Without circulation of water and no emergency cooling water, the water level in the reactor dropped and the reactor core began to overheat. Following the partial meltdown (nearly 80 minutes of the temperature rising), the reactors coolant pumps formed cavities due to its static pressure falling below its vapor pressure. [2] With the top of the reactor core exposed, reactions formed between steam and zircaloy nuclear fuel, and this released a variety of nuclear substances into the atmosphere. Roughly 43,000 curies of Krypton were released into the environment. [1] Radiation at Three Mile Island was measured by several continuous exposure rate monitors and gamma-ray spectrometry.
The first manned entry into Three Mile Island following the incident took place in July 1980, more than a year following the meltdown. Today, the surrounding areas of Three Mile Island are relatively safe since 99% of the nuclear waste and contaminated debris has been properly disposed of, but the reactor itself does still contain a certain amount of contamination. In fact, the nuclear waste from the incident that was properly disposed of was moved to the Idaho National Lab, where it is being stored in steel containers. The nuclear waste that was not properly disposed of remains at the TMI-2 reactor. [1] In terms of health effects, the radiation was negligible since the 2 million people who lived around TMI-2 during the accident were estimated to have received only 1 millirem above the usual background dose of radiation. [1]
The impact that Three Mile Island has had on United States nuclear policy is significant. [3] The United States has not built a new reactor since the incident. In total, over 51 nuclear reactors were canceled between 1980 and 1984. TMI-2's sister reactor, TMI Unit 1 (TMI-1) stayed operational until 2019, marking over 45 years of operation. [4] While the incident took place in March 1979, cleanup began in August 1979 and ended in December 1993, costing over $1 billion. [5] In summary, the Three Mile Island accident was caused by mechanical errors that were exacerbated by human errors and the accident has had major effects on the nuclear energy industry.

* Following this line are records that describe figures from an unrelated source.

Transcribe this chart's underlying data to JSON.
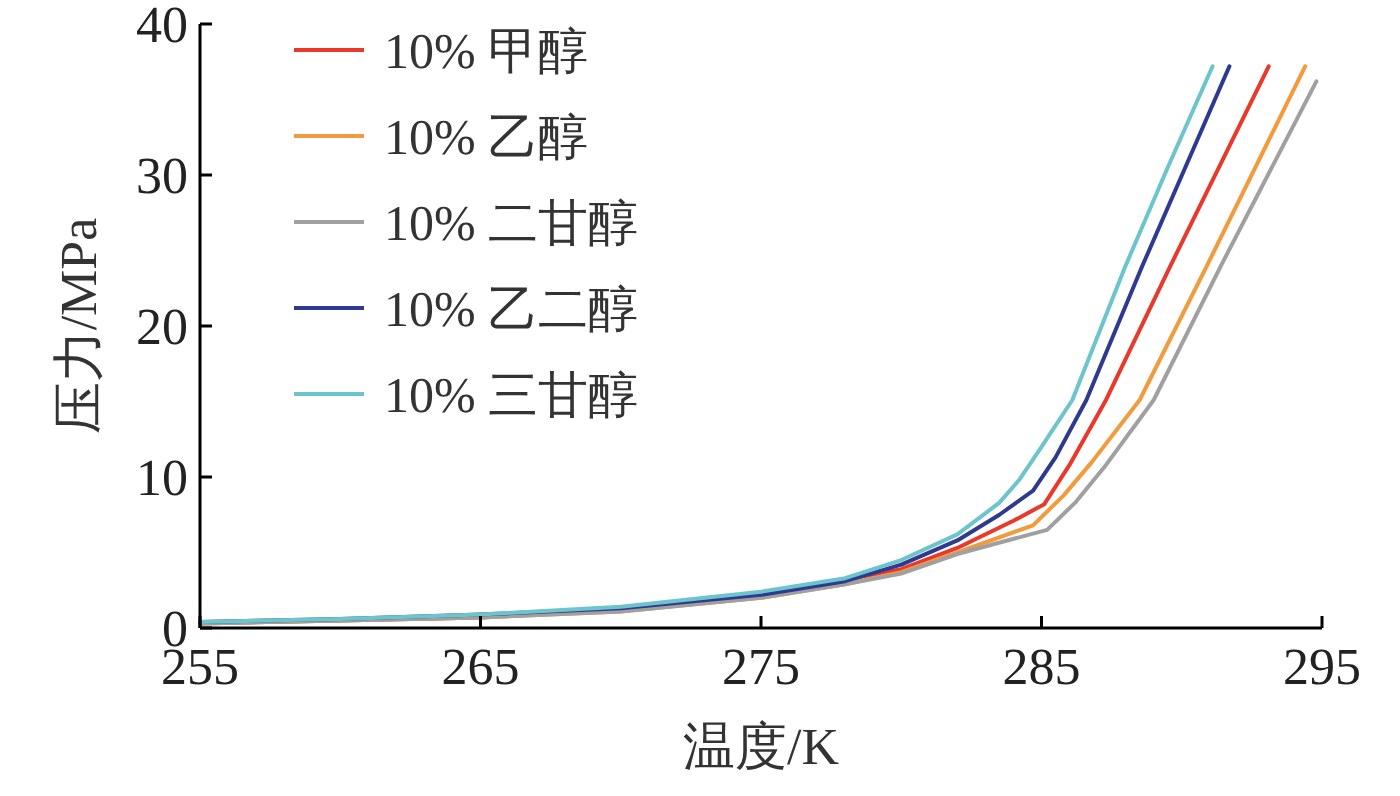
{
  "chart_data": {
    "type": "line",
    "xlabel": "温度/K",
    "ylabel": "压力/MPa",
    "xlim": [
      255,
      295
    ],
    "ylim": [
      0,
      40
    ],
    "xticks": [
      255,
      265,
      275,
      285,
      295
    ],
    "yticks": [
      0,
      10,
      20,
      30,
      40
    ],
    "grid": false,
    "legend": "top left",
    "marker": "none",
    "line_style": "solid",
    "series": [
      {
        "name": "10% 甲醇",
        "color": "#e8392a",
        "x": [
          255,
          260,
          265,
          270,
          275,
          278,
          280,
          282,
          284,
          285.1,
          286,
          287.3,
          289.6,
          293.1
        ],
        "values": [
          0.3,
          0.5,
          0.7,
          1.2,
          2.1,
          null,
          3.9,
          5.3,
          7.1,
          8.2,
          10.8,
          15.1,
          24,
          37.2
        ]
      },
      {
        "name": "10% 乙醇",
        "color": "#f39a3c",
        "x": [
          255,
          260,
          265,
          270,
          275,
          278,
          280,
          282,
          284.7,
          285.8,
          286.8,
          288.5,
          290.9,
          294.4
        ],
        "values": [
          0.3,
          0.5,
          0.7,
          1.1,
          2.0,
          2.9,
          3.7,
          5.0,
          6.8,
          8.8,
          11,
          15.1,
          24,
          37.2
        ]
      },
      {
        "name": "10% 二甘醇",
        "color": "#a0a0a0",
        "x": [
          255,
          260,
          265,
          270,
          275,
          278,
          280,
          282,
          285.2,
          286.2,
          287.3,
          289,
          291.4,
          294.8
        ],
        "values": [
          0.3,
          0.5,
          0.7,
          1.1,
          2.0,
          2.9,
          3.6,
          4.9,
          6.5,
          8.3,
          10.8,
          15.1,
          24,
          36.2
        ]
      },
      {
        "name": "10% 乙二醇",
        "color": "#2e3a8f",
        "x": [
          255,
          260,
          265,
          270,
          275,
          278,
          280,
          282,
          283.5,
          284.7,
          285.5,
          286.6,
          288.6,
          291.7
        ],
        "values": [
          0.4,
          0.6,
          0.9,
          1.3,
          2.2,
          3.1,
          4.2,
          5.8,
          7.5,
          9.1,
          11.3,
          15.1,
          24,
          37.2
        ]
      },
      {
        "name": "10% 三甘醇",
        "color": "#6cc5cc",
        "x": [
          255,
          260,
          265,
          270,
          275,
          278,
          280,
          282,
          283.5,
          284.2,
          285,
          286.1,
          288,
          289.5,
          291.1
        ],
        "values": [
          0.4,
          0.6,
          0.9,
          1.4,
          2.4,
          3.3,
          4.5,
          6.2,
          8.3,
          9.8,
          12,
          15.1,
          24,
          30.5,
          37.2
        ]
      }
    ]
  }
}
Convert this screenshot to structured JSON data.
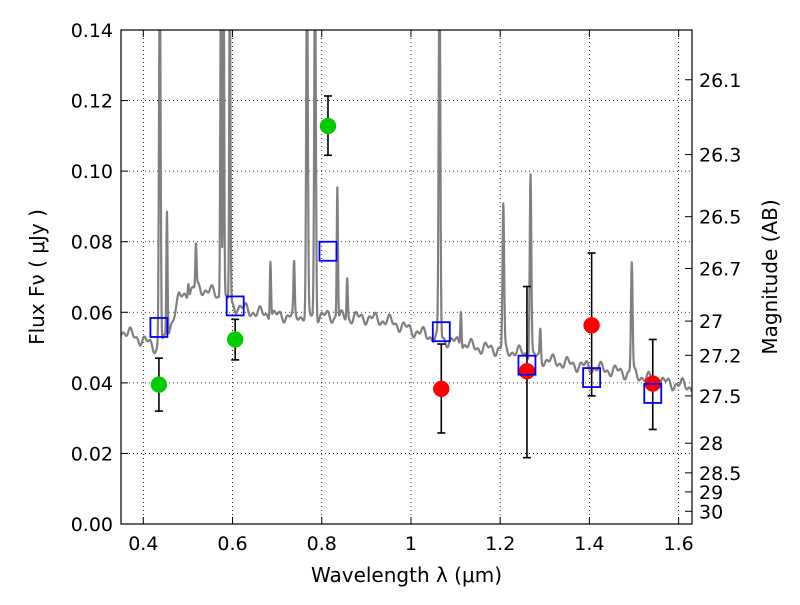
{
  "chart_data": {
    "type": "scatter",
    "xlabel": "Wavelength  λ (μm)",
    "ylabel": "Flux  Fν  ( μJy )",
    "y2label": "Magnitude (AB)",
    "xlim": [
      0.35,
      1.63
    ],
    "ylim": [
      0.0,
      0.14
    ],
    "grid": true,
    "x_ticks": [
      {
        "value": 0.4,
        "label": "0.4"
      },
      {
        "value": 0.6,
        "label": "0.6"
      },
      {
        "value": 0.8,
        "label": "0.8"
      },
      {
        "value": 1.0,
        "label": "1"
      },
      {
        "value": 1.2,
        "label": "1.2"
      },
      {
        "value": 1.4,
        "label": "1.4"
      },
      {
        "value": 1.6,
        "label": "1.6"
      }
    ],
    "y_ticks": [
      {
        "value": 0.0,
        "label": "0.00"
      },
      {
        "value": 0.02,
        "label": "0.02"
      },
      {
        "value": 0.04,
        "label": "0.04"
      },
      {
        "value": 0.06,
        "label": "0.06"
      },
      {
        "value": 0.08,
        "label": "0.08"
      },
      {
        "value": 0.1,
        "label": "0.10"
      },
      {
        "value": 0.12,
        "label": "0.12"
      },
      {
        "value": 0.14,
        "label": "0.14"
      }
    ],
    "y2_ticks": [
      {
        "flux": 0.1259,
        "label": "26.1"
      },
      {
        "flux": 0.1047,
        "label": "26.3"
      },
      {
        "flux": 0.0871,
        "label": "26.5"
      },
      {
        "flux": 0.0724,
        "label": "26.7"
      },
      {
        "flux": 0.0575,
        "label": "27"
      },
      {
        "flux": 0.0478,
        "label": "27.2"
      },
      {
        "flux": 0.0363,
        "label": "27.5"
      },
      {
        "flux": 0.0229,
        "label": "28"
      },
      {
        "flux": 0.0145,
        "label": "28.5"
      },
      {
        "flux": 0.0091,
        "label": "29"
      },
      {
        "flux": 0.0036,
        "label": "30"
      }
    ],
    "series": [
      {
        "marker": "circle",
        "color": "#00cc00",
        "points": [
          {
            "x": 0.435,
            "y": 0.0395,
            "ylo": 0.032,
            "yhi": 0.047
          },
          {
            "x": 0.606,
            "y": 0.0523,
            "ylo": 0.0465,
            "yhi": 0.058
          },
          {
            "x": 0.814,
            "y": 0.1128,
            "ylo": 0.1045,
            "yhi": 0.1213
          }
        ]
      },
      {
        "marker": "circle",
        "color": "#ff0000",
        "points": [
          {
            "x": 1.068,
            "y": 0.0383,
            "ylo": 0.0258,
            "yhi": 0.051
          },
          {
            "x": 1.26,
            "y": 0.0433,
            "ylo": 0.0188,
            "yhi": 0.0673
          },
          {
            "x": 1.405,
            "y": 0.0563,
            "ylo": 0.0363,
            "yhi": 0.0768
          },
          {
            "x": 1.542,
            "y": 0.0398,
            "ylo": 0.0268,
            "yhi": 0.0523
          }
        ]
      },
      {
        "marker": "open-square",
        "color": "#0000ff",
        "points": [
          {
            "x": 0.435,
            "y": 0.0557
          },
          {
            "x": 0.606,
            "y": 0.0618
          },
          {
            "x": 0.814,
            "y": 0.0773
          },
          {
            "x": 1.068,
            "y": 0.0545
          },
          {
            "x": 1.26,
            "y": 0.045
          },
          {
            "x": 1.405,
            "y": 0.0415
          },
          {
            "x": 1.542,
            "y": 0.037
          }
        ]
      }
    ],
    "model_spectrum": {
      "color": "#808080",
      "continuum": [
        [
          0.35,
          0.055
        ],
        [
          0.4,
          0.052
        ],
        [
          0.43,
          0.05
        ],
        [
          0.45,
          0.052
        ],
        [
          0.48,
          0.064
        ],
        [
          0.52,
          0.067
        ],
        [
          0.55,
          0.066
        ],
        [
          0.6,
          0.062
        ],
        [
          0.65,
          0.06
        ],
        [
          0.7,
          0.059
        ],
        [
          0.75,
          0.059
        ],
        [
          0.8,
          0.059
        ],
        [
          0.85,
          0.0585
        ],
        [
          0.9,
          0.0585
        ],
        [
          0.95,
          0.0575
        ],
        [
          1.0,
          0.055
        ],
        [
          1.05,
          0.053
        ],
        [
          1.1,
          0.0515
        ],
        [
          1.15,
          0.05
        ],
        [
          1.2,
          0.0495
        ],
        [
          1.25,
          0.0485
        ],
        [
          1.3,
          0.0465
        ],
        [
          1.35,
          0.0455
        ],
        [
          1.4,
          0.0445
        ],
        [
          1.45,
          0.0435
        ],
        [
          1.5,
          0.0425
        ],
        [
          1.55,
          0.0405
        ],
        [
          1.6,
          0.0395
        ],
        [
          1.63,
          0.039
        ]
      ],
      "lines": [
        {
          "x": 0.437,
          "peak": 0.16,
          "w": 0.004
        },
        {
          "x": 0.453,
          "peak": 0.089,
          "w": 0.003
        },
        {
          "x": 0.501,
          "peak": 0.07,
          "w": 0.003
        },
        {
          "x": 0.518,
          "peak": 0.079,
          "w": 0.003
        },
        {
          "x": 0.574,
          "peak": 0.16,
          "w": 0.003
        },
        {
          "x": 0.58,
          "peak": 0.16,
          "w": 0.003
        },
        {
          "x": 0.594,
          "peak": 0.16,
          "w": 0.003
        },
        {
          "x": 0.685,
          "peak": 0.076,
          "w": 0.003
        },
        {
          "x": 0.738,
          "peak": 0.073,
          "w": 0.003
        },
        {
          "x": 0.767,
          "peak": 0.16,
          "w": 0.004
        },
        {
          "x": 0.785,
          "peak": 0.16,
          "w": 0.004
        },
        {
          "x": 0.835,
          "peak": 0.096,
          "w": 0.003
        },
        {
          "x": 0.857,
          "peak": 0.07,
          "w": 0.003
        },
        {
          "x": 1.064,
          "peak": 0.16,
          "w": 0.004
        },
        {
          "x": 1.112,
          "peak": 0.062,
          "w": 0.003
        },
        {
          "x": 1.207,
          "peak": 0.09,
          "w": 0.004
        },
        {
          "x": 1.268,
          "peak": 0.1,
          "w": 0.004
        },
        {
          "x": 1.29,
          "peak": 0.055,
          "w": 0.003
        },
        {
          "x": 1.495,
          "peak": 0.074,
          "w": 0.004
        }
      ]
    }
  }
}
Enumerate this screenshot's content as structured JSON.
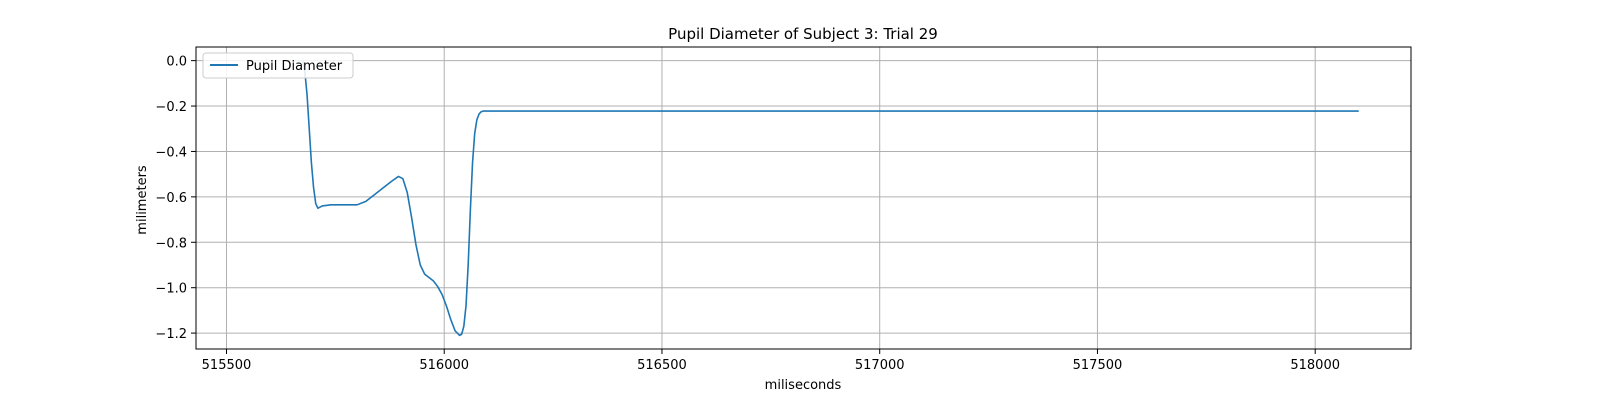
{
  "chart_data": {
    "type": "line",
    "title": "Pupil Diameter of Subject 3: Trial 29",
    "xlabel": "miliseconds",
    "ylabel": "milimeters",
    "xlim": [
      515430,
      518220
    ],
    "ylim": [
      -1.27,
      0.06
    ],
    "xticks": [
      515500,
      516000,
      516500,
      517000,
      517500,
      518000
    ],
    "yticks": [
      0.0,
      -0.2,
      -0.4,
      -0.6,
      -0.8,
      -1.0,
      -1.2
    ],
    "ytick_labels": [
      "0.0",
      "−0.2",
      "−0.4",
      "−0.6",
      "−0.8",
      "−1.0",
      "−1.2"
    ],
    "grid": true,
    "legend_position": "top-left",
    "colors": {
      "line": "#1f77b4",
      "grid": "#b0b0b0"
    },
    "series": [
      {
        "name": "Pupil Diameter",
        "x": [
          515675,
          515680,
          515685,
          515690,
          515695,
          515700,
          515705,
          515710,
          515720,
          515740,
          515770,
          515800,
          515820,
          515840,
          515860,
          515880,
          515895,
          515905,
          515915,
          515925,
          515935,
          515945,
          515955,
          515965,
          515975,
          515985,
          515995,
          516005,
          516015,
          516025,
          516035,
          516040,
          516045,
          516050,
          516055,
          516060,
          516065,
          516070,
          516075,
          516080,
          516085,
          516090,
          516100,
          516150,
          516500,
          517000,
          517500,
          518000,
          518100
        ],
        "y": [
          0.0,
          -0.05,
          -0.15,
          -0.3,
          -0.45,
          -0.56,
          -0.63,
          -0.65,
          -0.64,
          -0.635,
          -0.635,
          -0.635,
          -0.62,
          -0.59,
          -0.56,
          -0.53,
          -0.51,
          -0.52,
          -0.58,
          -0.69,
          -0.81,
          -0.9,
          -0.94,
          -0.955,
          -0.97,
          -0.995,
          -1.03,
          -1.08,
          -1.14,
          -1.19,
          -1.21,
          -1.205,
          -1.17,
          -1.08,
          -0.9,
          -0.66,
          -0.45,
          -0.32,
          -0.26,
          -0.235,
          -0.225,
          -0.222,
          -0.222,
          -0.222,
          -0.222,
          -0.222,
          -0.222,
          -0.222,
          -0.222
        ]
      }
    ]
  }
}
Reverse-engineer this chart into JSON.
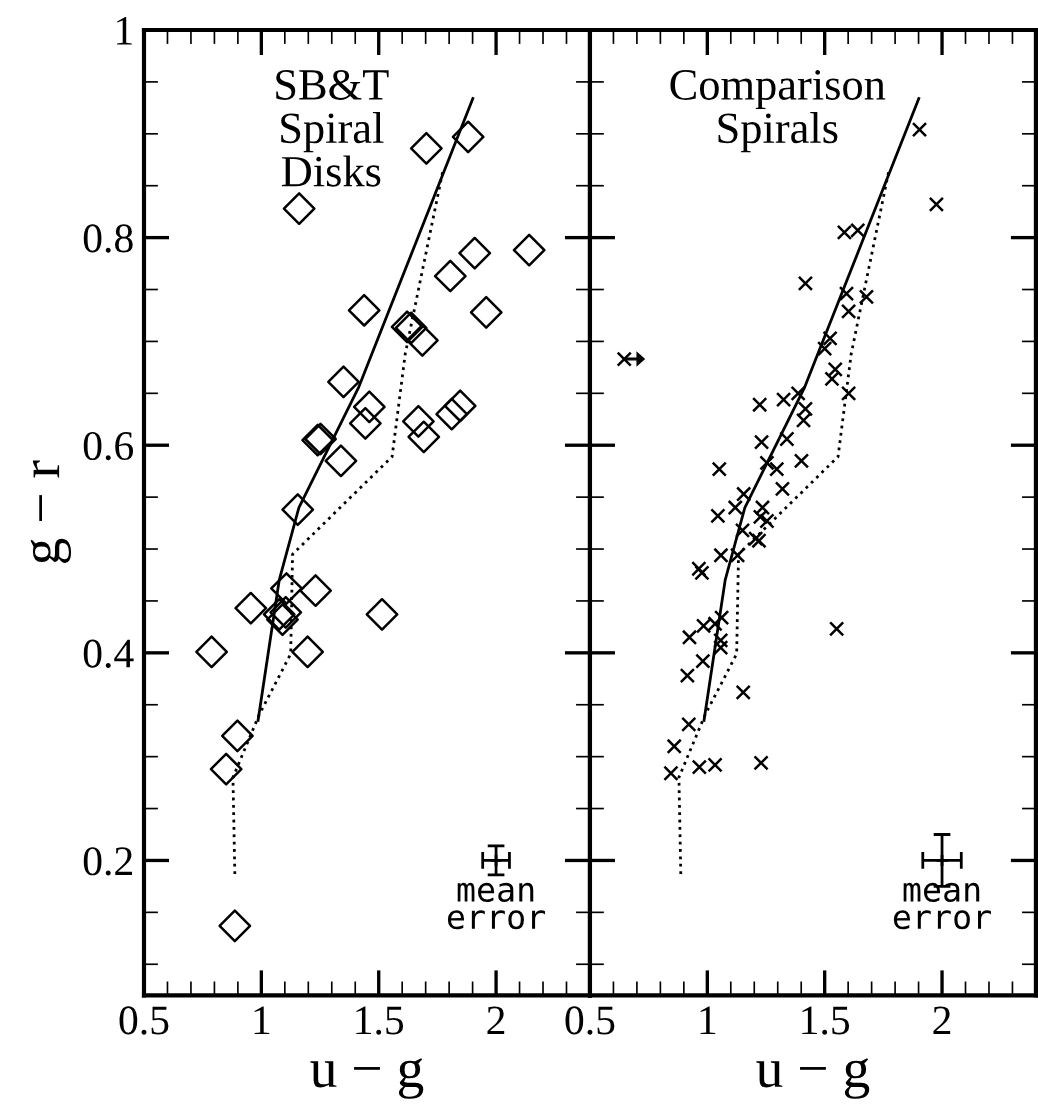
{
  "chart_data": [
    {
      "type": "scatter",
      "xlabel": "u − g",
      "ylabel": "g − r",
      "xlim": [
        0.5,
        2.4
      ],
      "ylim": [
        0.07,
        1
      ],
      "xticks": [
        0.5,
        1,
        1.5,
        2
      ],
      "yticks": [
        0.2,
        0.4,
        0.6,
        0.8,
        1
      ],
      "grid": false,
      "legend": false,
      "annotations": [
        {
          "text": "SB&T\nSpiral\nDisks"
        },
        {
          "text": "mean\nerror",
          "x": 2,
          "y": 0.2
        }
      ],
      "series": [
        {
          "type": "scatter",
          "marker": "diamond",
          "color": "#000000",
          "x": [
            1.161,
            1.703,
            1.881,
            2.141,
            1.909,
            1.805,
            1.958,
            1.438,
            1.621,
            1.638,
            1.686,
            1.35,
            1.46,
            1.443,
            1.811,
            1.847,
            1.669,
            1.692,
            1.24,
            1.252,
            1.339,
            1.155,
            1.107,
            1.231,
            0.955,
            1.076,
            1.104,
            1.09,
            1.514,
            0.788,
            1.197,
            0.898,
            0.85,
            0.887
          ],
          "values": [
            0.828,
            0.886,
            0.897,
            0.788,
            0.785,
            0.763,
            0.728,
            0.73,
            0.714,
            0.713,
            0.701,
            0.661,
            0.637,
            0.621,
            0.63,
            0.638,
            0.623,
            0.608,
            0.605,
            0.606,
            0.585,
            0.538,
            0.462,
            0.46,
            0.443,
            0.437,
            0.439,
            0.432,
            0.437,
            0.401,
            0.401,
            0.32,
            0.288,
            0.137
          ]
        },
        {
          "type": "line",
          "line_style": "solid",
          "color": "#000000",
          "x": [
            0.986,
            1.076,
            1.16,
            1.415,
            1.901
          ],
          "values": [
            0.335,
            0.47,
            0.54,
            0.656,
            0.934
          ]
        },
        {
          "type": "line",
          "line_style": "dotted",
          "color": "#000000",
          "x": [
            0.887,
            0.879,
            0.99,
            1.125,
            1.133,
            1.557,
            1.613,
            1.774
          ],
          "values": [
            0.187,
            0.28,
            0.34,
            0.399,
            0.495,
            0.589,
            0.688,
            0.865
          ]
        },
        {
          "type": "scatter",
          "marker": "cross",
          "color": "#000000",
          "x": [
            2.0
          ],
          "values": [
            0.2
          ],
          "errors": [
            0.014
          ],
          "xerrors": [
            0.057
          ]
        }
      ]
    },
    {
      "type": "scatter",
      "xlabel": "u − g",
      "xlim": [
        0.5,
        2.4
      ],
      "ylim": [
        0.07,
        1
      ],
      "xticks": [
        0.5,
        1,
        1.5,
        2
      ],
      "yticks": [
        0.2,
        0.4,
        0.6,
        0.8,
        1
      ],
      "tick_labels": "x",
      "grid": false,
      "legend": false,
      "annotations": [
        {
          "text": "Comparison\nSpirals"
        },
        {
          "text": "mean\nerror",
          "x": 2,
          "y": 0.2
        }
      ],
      "series": [
        {
          "type": "scatter",
          "marker": "cross",
          "color": "#000000",
          "x": [
            1.904,
            1.976,
            1.584,
            1.641,
            1.418,
            1.593,
            1.678,
            1.602,
            1.523,
            1.5,
            1.545,
            1.531,
            1.602,
            1.223,
            1.325,
            1.387,
            1.418,
            1.41,
            1.231,
            1.339,
            1.254,
            1.296,
            1.401,
            1.051,
            1.32,
            1.155,
            1.119,
            1.235,
            1.045,
            1.226,
            1.254,
            1.15,
            1.206,
            1.22,
            1.058,
            1.129,
            0.964,
            0.977,
            0.984,
            1.033,
            1.061,
            0.924,
            1.057,
            1.057,
            0.981,
            0.915,
            1.551,
            1.153,
            0.921,
            0.859,
            0.845,
            0.966,
            1.033,
            1.229,
            0.646
          ],
          "values": [
            0.904,
            0.832,
            0.805,
            0.807,
            0.756,
            0.746,
            0.743,
            0.729,
            0.703,
            0.693,
            0.673,
            0.664,
            0.65,
            0.639,
            0.644,
            0.65,
            0.635,
            0.624,
            0.603,
            0.606,
            0.583,
            0.577,
            0.585,
            0.577,
            0.558,
            0.553,
            0.54,
            0.54,
            0.532,
            0.531,
            0.527,
            0.518,
            0.51,
            0.508,
            0.494,
            0.494,
            0.481,
            0.477,
            0.426,
            0.428,
            0.434,
            0.415,
            0.412,
            0.405,
            0.392,
            0.378,
            0.423,
            0.362,
            0.331,
            0.31,
            0.284,
            0.29,
            0.292,
            0.294,
            0.683
          ]
        },
        {
          "type": "line",
          "line_style": "solid",
          "color": "#000000",
          "x": [
            0.986,
            1.076,
            1.16,
            1.415,
            1.901
          ],
          "values": [
            0.335,
            0.47,
            0.54,
            0.656,
            0.934
          ]
        },
        {
          "type": "line",
          "line_style": "dotted",
          "color": "#000000",
          "x": [
            0.887,
            0.879,
            0.99,
            1.125,
            1.133,
            1.557,
            1.613,
            1.774
          ],
          "values": [
            0.187,
            0.28,
            0.34,
            0.399,
            0.495,
            0.589,
            0.688,
            0.865
          ]
        },
        {
          "type": "scatter",
          "marker": "cross",
          "color": "#000000",
          "x": [
            2.0
          ],
          "values": [
            0.2
          ],
          "errors": [
            0.025
          ],
          "xerrors": [
            0.082
          ]
        }
      ]
    }
  ]
}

© Siddharth Sharma. The author warrants that the work is the author's own and that Stanford University provided no input other than typesetting and referencing guidelines. The author grants permission to copy, distribute and display this work in unaltered form, with attribution to the author, for noncommercial purposes only. All other rights, including commercial rights, are reserved to the author.
[1] "Three Mile Island Accident," U.S. Nuclear Regulatory Commission, June 2018.
[2] C. Lyons, "Three Mile Island," Physics 240, Stanford University, Fall 2010.
[3] J. G. Kemeny et al., "Report of the President's Commission on the Accident at Three Mile Island," U.S. Government Printing Office, 0-303-300, October 1979.
[4] M. Cusick, "40 Years after a Partial Nuclear Meltdown, a New Push to Keep Three Mile Island Open," NPR, 28 Mar 19.
[5] C. Hopkins, "Three Mile Island," Physics 241, Stanford University, Winter 2015.